DOGLIOLA. Sta meglio Chiara Frisco, 27 anni, la studentessa di Dogliola aggredita lunedì a Roma da un giovane brasiliano che le ha puntato il coltello alla gola urlando frasi sconclusionate davanti a centinaia di turisti terrorizzati. La giovane, che aveva appena festeggiato la laurea della sorella minore, era con il fidanzato. Per tutti e due sono stati momenti drammatici. Qualcuno tra i testimoni ha raccontato di avere assistito alla scena come se si trovasse davanti a un attacco dell’Isis.
Dogliola ha appreso la notizia dai giornali. Sia l’attuale sindaco, Rocco D’Adamio, che il suo predecessore, Giovanni Giammichele, hanno chiamato il padre di Chiara per sincerarsi delle buone condizioni della giovane e comunicare la propria solidarietà alla famiglia.
Chiara per motivi di studio vive a Pescara. A Dogliola ci sono i nonni.

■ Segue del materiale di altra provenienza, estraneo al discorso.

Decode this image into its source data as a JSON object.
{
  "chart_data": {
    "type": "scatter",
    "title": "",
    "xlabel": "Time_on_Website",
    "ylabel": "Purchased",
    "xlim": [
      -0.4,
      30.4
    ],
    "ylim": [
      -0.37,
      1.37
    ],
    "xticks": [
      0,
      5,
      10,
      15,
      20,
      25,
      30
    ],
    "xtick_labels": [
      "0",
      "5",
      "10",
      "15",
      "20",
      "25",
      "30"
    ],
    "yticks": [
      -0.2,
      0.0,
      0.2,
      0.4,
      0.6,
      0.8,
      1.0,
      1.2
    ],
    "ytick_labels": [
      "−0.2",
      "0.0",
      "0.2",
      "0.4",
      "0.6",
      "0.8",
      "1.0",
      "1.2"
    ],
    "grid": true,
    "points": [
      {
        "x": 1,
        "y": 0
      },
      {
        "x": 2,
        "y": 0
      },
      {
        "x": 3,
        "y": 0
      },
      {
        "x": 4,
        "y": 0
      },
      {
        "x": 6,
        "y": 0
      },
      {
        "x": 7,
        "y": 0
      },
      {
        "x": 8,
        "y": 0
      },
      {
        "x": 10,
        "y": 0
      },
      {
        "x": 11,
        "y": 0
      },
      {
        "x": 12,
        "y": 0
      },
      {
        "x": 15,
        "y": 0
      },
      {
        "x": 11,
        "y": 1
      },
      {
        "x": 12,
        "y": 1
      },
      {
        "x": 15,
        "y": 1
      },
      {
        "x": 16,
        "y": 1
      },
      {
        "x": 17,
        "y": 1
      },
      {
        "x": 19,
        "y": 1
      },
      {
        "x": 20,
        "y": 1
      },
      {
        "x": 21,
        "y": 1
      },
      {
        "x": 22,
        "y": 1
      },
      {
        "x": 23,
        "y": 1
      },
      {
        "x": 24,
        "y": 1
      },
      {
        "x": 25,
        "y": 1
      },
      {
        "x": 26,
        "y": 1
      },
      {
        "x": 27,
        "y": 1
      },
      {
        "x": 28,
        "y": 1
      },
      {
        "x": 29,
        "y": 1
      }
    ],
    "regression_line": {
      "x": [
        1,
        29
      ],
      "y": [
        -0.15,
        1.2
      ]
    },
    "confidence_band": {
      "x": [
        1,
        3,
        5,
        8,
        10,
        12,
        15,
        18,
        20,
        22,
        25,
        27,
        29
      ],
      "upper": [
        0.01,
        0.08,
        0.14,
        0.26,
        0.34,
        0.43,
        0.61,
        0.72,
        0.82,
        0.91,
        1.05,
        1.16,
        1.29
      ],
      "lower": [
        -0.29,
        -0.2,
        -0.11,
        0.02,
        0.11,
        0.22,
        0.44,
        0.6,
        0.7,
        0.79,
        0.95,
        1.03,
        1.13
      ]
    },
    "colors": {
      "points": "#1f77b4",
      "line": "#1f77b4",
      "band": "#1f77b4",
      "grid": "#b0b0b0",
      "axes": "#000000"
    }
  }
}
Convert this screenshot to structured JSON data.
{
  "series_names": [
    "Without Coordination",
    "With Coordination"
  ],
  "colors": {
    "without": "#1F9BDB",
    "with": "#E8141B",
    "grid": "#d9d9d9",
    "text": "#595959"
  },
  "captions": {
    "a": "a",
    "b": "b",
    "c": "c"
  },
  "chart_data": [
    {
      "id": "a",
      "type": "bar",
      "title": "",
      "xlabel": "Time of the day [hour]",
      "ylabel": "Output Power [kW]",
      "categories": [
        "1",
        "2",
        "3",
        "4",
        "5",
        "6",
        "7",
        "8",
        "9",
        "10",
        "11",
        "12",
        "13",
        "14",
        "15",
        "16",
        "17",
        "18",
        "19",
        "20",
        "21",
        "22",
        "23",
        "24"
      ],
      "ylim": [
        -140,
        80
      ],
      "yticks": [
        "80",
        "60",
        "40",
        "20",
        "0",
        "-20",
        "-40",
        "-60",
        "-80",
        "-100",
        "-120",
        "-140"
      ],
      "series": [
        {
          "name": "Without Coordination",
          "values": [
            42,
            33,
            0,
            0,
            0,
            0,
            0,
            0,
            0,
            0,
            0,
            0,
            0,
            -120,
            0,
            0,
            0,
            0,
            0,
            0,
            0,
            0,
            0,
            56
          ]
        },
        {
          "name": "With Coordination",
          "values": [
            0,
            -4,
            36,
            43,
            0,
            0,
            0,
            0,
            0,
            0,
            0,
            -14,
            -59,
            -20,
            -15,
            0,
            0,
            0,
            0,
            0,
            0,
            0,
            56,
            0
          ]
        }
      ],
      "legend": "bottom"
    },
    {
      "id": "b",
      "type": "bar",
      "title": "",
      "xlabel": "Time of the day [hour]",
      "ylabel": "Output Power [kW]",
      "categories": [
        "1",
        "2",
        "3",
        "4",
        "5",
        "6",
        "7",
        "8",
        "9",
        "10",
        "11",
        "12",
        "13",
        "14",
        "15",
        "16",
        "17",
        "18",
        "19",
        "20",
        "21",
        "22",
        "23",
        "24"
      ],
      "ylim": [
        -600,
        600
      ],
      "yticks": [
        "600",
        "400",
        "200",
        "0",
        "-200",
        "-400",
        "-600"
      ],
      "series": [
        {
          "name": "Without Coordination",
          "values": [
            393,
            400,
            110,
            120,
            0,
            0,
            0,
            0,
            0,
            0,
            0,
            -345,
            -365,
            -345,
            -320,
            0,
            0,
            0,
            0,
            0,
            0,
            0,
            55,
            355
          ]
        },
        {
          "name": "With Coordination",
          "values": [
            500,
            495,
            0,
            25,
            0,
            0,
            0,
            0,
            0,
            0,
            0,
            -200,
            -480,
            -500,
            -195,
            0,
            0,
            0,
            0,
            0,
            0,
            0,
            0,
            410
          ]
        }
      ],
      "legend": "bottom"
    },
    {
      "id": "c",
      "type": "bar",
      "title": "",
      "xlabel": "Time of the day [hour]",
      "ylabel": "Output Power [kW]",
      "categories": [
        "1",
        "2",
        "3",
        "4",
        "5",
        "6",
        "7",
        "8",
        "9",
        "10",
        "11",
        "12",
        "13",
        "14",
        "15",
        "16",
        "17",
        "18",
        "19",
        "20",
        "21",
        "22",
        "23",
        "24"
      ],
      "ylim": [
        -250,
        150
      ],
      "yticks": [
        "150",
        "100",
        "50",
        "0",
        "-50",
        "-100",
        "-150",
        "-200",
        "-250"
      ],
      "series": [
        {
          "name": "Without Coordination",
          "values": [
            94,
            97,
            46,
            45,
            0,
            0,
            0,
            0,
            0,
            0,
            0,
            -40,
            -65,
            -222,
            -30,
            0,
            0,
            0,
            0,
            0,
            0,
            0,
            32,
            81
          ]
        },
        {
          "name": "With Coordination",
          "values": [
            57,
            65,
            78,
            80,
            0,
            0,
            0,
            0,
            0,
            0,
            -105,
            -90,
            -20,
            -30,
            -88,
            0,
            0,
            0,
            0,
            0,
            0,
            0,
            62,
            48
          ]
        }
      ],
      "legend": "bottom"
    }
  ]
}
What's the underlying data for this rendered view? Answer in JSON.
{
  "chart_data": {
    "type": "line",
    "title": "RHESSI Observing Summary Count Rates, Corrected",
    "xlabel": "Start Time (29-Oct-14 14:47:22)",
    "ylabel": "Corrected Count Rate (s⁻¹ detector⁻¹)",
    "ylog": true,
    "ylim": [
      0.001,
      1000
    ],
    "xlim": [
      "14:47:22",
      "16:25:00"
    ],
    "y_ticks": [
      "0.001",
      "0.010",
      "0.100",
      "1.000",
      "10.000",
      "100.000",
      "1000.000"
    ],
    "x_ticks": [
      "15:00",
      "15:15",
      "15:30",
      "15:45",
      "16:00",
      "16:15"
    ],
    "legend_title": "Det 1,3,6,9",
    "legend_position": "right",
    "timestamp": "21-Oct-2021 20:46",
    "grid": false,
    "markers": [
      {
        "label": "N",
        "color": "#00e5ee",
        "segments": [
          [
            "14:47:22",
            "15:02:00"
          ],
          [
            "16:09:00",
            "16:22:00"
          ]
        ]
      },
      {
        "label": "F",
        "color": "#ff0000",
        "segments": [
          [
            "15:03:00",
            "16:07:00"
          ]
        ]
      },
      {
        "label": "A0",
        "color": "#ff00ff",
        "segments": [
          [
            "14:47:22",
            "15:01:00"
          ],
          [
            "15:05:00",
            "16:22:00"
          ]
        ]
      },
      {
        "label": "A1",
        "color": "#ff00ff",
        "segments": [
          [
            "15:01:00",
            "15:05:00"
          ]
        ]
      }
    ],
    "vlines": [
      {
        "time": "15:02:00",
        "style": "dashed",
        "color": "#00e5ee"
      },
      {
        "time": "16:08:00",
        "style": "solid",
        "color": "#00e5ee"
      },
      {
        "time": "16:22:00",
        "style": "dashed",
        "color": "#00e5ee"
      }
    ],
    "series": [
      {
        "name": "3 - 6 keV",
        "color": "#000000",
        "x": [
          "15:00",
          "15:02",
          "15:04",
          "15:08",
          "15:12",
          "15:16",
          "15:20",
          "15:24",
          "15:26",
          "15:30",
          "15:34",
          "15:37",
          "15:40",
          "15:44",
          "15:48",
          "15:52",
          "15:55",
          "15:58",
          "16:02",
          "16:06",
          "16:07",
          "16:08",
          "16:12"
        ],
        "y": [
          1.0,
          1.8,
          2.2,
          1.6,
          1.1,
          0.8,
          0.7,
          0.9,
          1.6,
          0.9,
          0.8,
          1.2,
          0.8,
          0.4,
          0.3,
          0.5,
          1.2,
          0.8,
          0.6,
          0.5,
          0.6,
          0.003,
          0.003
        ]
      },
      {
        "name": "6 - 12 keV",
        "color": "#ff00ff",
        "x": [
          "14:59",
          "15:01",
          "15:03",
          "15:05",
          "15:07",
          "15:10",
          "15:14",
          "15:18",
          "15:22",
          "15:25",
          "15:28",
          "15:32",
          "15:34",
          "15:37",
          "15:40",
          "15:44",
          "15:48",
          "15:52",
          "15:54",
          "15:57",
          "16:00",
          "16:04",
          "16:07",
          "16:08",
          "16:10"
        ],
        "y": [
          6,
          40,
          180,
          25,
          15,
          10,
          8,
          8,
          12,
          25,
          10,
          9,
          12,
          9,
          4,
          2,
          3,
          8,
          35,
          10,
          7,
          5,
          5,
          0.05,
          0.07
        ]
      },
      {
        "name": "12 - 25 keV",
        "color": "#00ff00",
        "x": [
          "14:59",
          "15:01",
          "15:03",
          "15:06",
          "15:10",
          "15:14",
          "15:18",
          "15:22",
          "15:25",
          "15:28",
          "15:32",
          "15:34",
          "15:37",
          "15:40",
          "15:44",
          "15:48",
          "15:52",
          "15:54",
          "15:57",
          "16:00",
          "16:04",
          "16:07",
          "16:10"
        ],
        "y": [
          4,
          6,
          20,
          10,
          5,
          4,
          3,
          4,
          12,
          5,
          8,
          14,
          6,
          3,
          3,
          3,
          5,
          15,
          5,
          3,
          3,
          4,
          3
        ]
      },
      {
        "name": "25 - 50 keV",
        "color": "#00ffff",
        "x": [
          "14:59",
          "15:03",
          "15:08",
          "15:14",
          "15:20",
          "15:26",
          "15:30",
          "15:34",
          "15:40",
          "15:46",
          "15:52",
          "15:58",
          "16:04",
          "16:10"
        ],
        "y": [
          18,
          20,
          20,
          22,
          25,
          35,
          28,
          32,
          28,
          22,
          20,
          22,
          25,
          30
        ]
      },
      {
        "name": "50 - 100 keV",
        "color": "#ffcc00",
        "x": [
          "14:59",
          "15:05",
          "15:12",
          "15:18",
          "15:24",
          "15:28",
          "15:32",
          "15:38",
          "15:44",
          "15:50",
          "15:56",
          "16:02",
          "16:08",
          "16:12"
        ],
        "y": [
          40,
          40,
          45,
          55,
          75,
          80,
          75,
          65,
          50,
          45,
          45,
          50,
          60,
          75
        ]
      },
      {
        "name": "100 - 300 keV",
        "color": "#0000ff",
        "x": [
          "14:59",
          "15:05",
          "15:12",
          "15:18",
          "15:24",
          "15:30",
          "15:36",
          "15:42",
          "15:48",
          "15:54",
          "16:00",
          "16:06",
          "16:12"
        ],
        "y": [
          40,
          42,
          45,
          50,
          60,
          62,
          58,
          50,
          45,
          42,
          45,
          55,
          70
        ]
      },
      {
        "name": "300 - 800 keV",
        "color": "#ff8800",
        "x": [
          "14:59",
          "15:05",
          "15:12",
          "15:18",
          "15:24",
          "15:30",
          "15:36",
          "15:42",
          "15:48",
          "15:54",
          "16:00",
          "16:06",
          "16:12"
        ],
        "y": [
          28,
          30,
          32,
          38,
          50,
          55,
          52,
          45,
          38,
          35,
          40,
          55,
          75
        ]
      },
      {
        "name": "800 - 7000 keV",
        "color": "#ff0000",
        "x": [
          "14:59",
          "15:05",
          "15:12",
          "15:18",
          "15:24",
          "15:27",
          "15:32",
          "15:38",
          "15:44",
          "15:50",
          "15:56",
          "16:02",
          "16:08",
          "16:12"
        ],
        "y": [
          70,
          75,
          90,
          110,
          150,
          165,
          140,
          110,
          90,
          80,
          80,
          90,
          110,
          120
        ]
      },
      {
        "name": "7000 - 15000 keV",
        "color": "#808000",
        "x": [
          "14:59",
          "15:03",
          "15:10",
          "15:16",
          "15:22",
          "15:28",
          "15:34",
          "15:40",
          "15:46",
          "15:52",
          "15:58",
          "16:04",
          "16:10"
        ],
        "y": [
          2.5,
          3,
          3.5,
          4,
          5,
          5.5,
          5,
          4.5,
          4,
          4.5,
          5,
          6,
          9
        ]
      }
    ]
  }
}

Quando hanno letto la notizia si sono spaventati. È stata la stessa ragazza a chiamare i familiari rassicurandoli.
Intanto vanno avanti le indagini sul brasiliano senza fissa dimora che ha seminato il panico puntando un coltello alla gola della giovane donna. L’uomo era già nel mirino delle forze dell’ordine per altri episodi. All’improvviso si è avvicinato a Chiara appena uscita dalla metropolitana, l’ha fatta inginocchiare e le ha poggiato il coltello alla gola. Secondo quanto riferito dal comandante dei vigili le avrebbe gridato “Mi manda Dio”.
«Meno male che sono subito intervenuti gli agenti della polizia locale di Roma», commenta un parente.
In pochi minuti sono riusciti a liberare la giovane mentre i turisti correvano via spaventati. Gli agenti hanno inseguito il brasiliano a piedi e lo hanno bloccato a piazza Venezia, all’altezza del Sacrario delle Bandiere. Chiara Frisco ha passato un momento di autentico terrore, ma si è ripresa e sta bene.
La giovane chiede di spegnere i riflettori sulla vicenda. È molto stanca. Per il momento resterà a Roma.
Fra qualche giorno dovrebbe tornare in paese. Cercherà di dimenticare la brutta storia, ma non sarà facile. (p.c.)